Sunday 13 December 2009

How industry will redirect to Australia

In today’s Sydney Morning Herald, eminent climate scientist Guy Pearse points how how China’s action on climate change is putting the Rudd Government to shame and that Rudd is being heavily influenced by the notion that Australia can burn coal more cheaply than any other nation. His point that China is
“closing down inefficient ones at the extraordinary rate of Victoria’s Loy Yang B power station every three weeks. Chinese coal-fired power generation is already cleaner than ours”
and that
“China is also investing in renewables at twice the rate we are per unit of GDP”
This is the most utter shame for a nation whose per capita carbon emissions should be set, even by fiat decree, at no more than one twentieth the world average and probably as little as one-hundredth.
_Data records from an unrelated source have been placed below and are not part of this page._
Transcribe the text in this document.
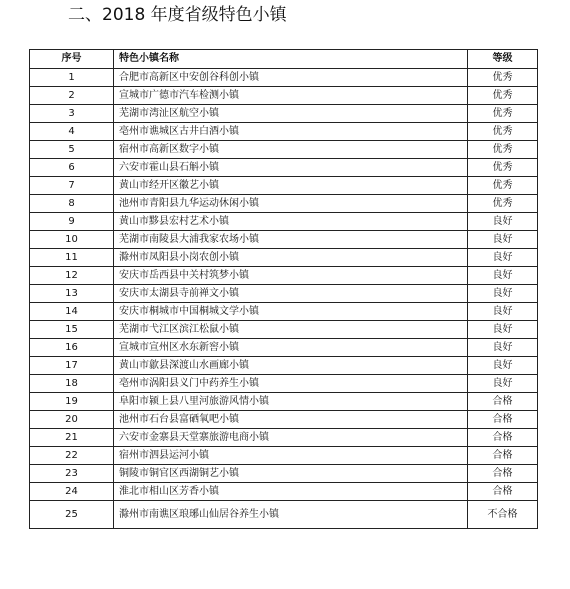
二、2018 年度省级特色小镇
序号	特色小镇名称	等级
1	合肥市高新区中安创谷科创小镇	优秀
2	宣城市广德市汽车检测小镇	优秀
3	芜湖市湾沚区航空小镇	优秀
4	亳州市谯城区古井白酒小镇	优秀
5	宿州市高新区数字小镇	优秀
6	六安市霍山县石斛小镇	优秀
7	黄山市经开区徽艺小镇	优秀
8	池州市青阳县九华运动休闲小镇	优秀
9	黄山市黟县宏村艺术小镇	良好
10	芜湖市南陵县大浦我家农场小镇	良好
11	滁州市凤阳县小岗农创小镇	良好
12	安庆市岳西县中关村筑梦小镇	良好
13	安庆市太湖县寺前禅文小镇	良好
14	安庆市桐城市中国桐城文学小镇	良好
15	芜湖市弋江区滨江松鼠小镇	良好
16	宣城市宣州区水东新窖小镇	良好
17	黄山市歙县深渡山水画廊小镇	良好
18	亳州市涡阳县义门中药养生小镇	良好
19	阜阳市颍上县八里河旅游风情小镇	合格
20	池州市石台县富硒氧吧小镇	合格
21	六安市金寨县天堂寨旅游电商小镇	合格
22	宿州市泗县运河小镇	合格
23	铜陵市铜官区西湖铜艺小镇	合格
24	淮北市相山区芳香小镇	合格
25	滁州市南谯区琅琊山仙居谷养生小镇	不合格
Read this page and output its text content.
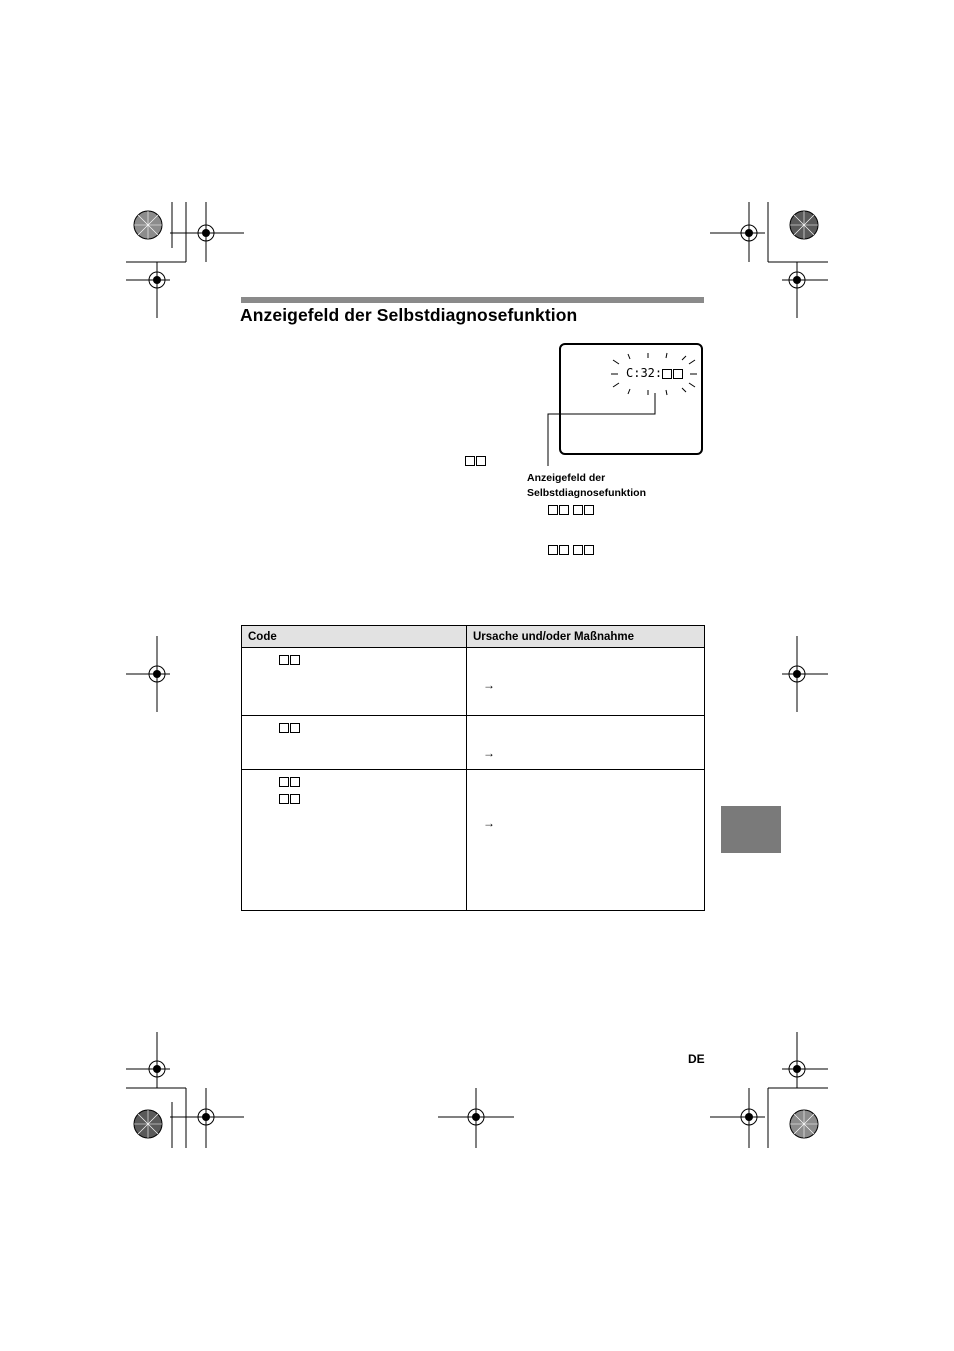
Anzeigefeld der Selbstdiagnosefunktion
C:32:
Anzeigefeld der Selbstdiagnosefunktion

Code	Ursache und/oder Maßnahme

	→

	→

	→
DE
In terms of climatic and ecological impact, Australia should merely to be a member of the international community rather than an absolute pariah state to have by far the best public transport in the world and utterly rigid laws against any private ownership of motorised transport or transformation of bushland to mining or farming uses.
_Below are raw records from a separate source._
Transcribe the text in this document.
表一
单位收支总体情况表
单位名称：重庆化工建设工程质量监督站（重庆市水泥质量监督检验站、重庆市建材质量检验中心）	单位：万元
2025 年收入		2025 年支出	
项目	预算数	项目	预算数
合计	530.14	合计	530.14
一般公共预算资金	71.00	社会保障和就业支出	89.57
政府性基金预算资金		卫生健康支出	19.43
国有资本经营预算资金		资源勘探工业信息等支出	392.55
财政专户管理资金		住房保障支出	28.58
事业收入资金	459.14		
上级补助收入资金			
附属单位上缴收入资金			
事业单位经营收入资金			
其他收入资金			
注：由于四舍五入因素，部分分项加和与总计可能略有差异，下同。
The problem, which is still not grasped by anybody, is that in spite of the cheap labour costs of Asian nations today, this cheapness cannot last simply because they have relative to Australia a very limited supply of land for a very large population. If we exclude the areas under (mostly discontinuous) permafrost, China has about the same supply of land as Australia, but most of it is steep, so that it has fifty times the population on half as much or less usable land. India is worse, with the same population on probably half as much usable land as China.

Australia’s surfeit of land naturally pushes down the cost of farming and ultimately of living in general, with the result that at an “equal” level of development the dollar or other currency unit goes much further in Australia than anywhere else. As I have said many times, this eliminates the incentive to innovate, but that lack of incentive for innovation makes for much more favourable conditions for family development, which as has been noted tend to breed an extremely conservative culture. In the context of Australia’s need for extraordinarily high environmental standards, this problem of a pacified majority in spacious housing is made worse by a powerful car and fossil fuel lobby linked as a “greenhouse mafia” and able to dictate to politicians what they may do – which quite simply cannot correspond with the ecological need to be by far the smallest per capita energy comsumer in the world.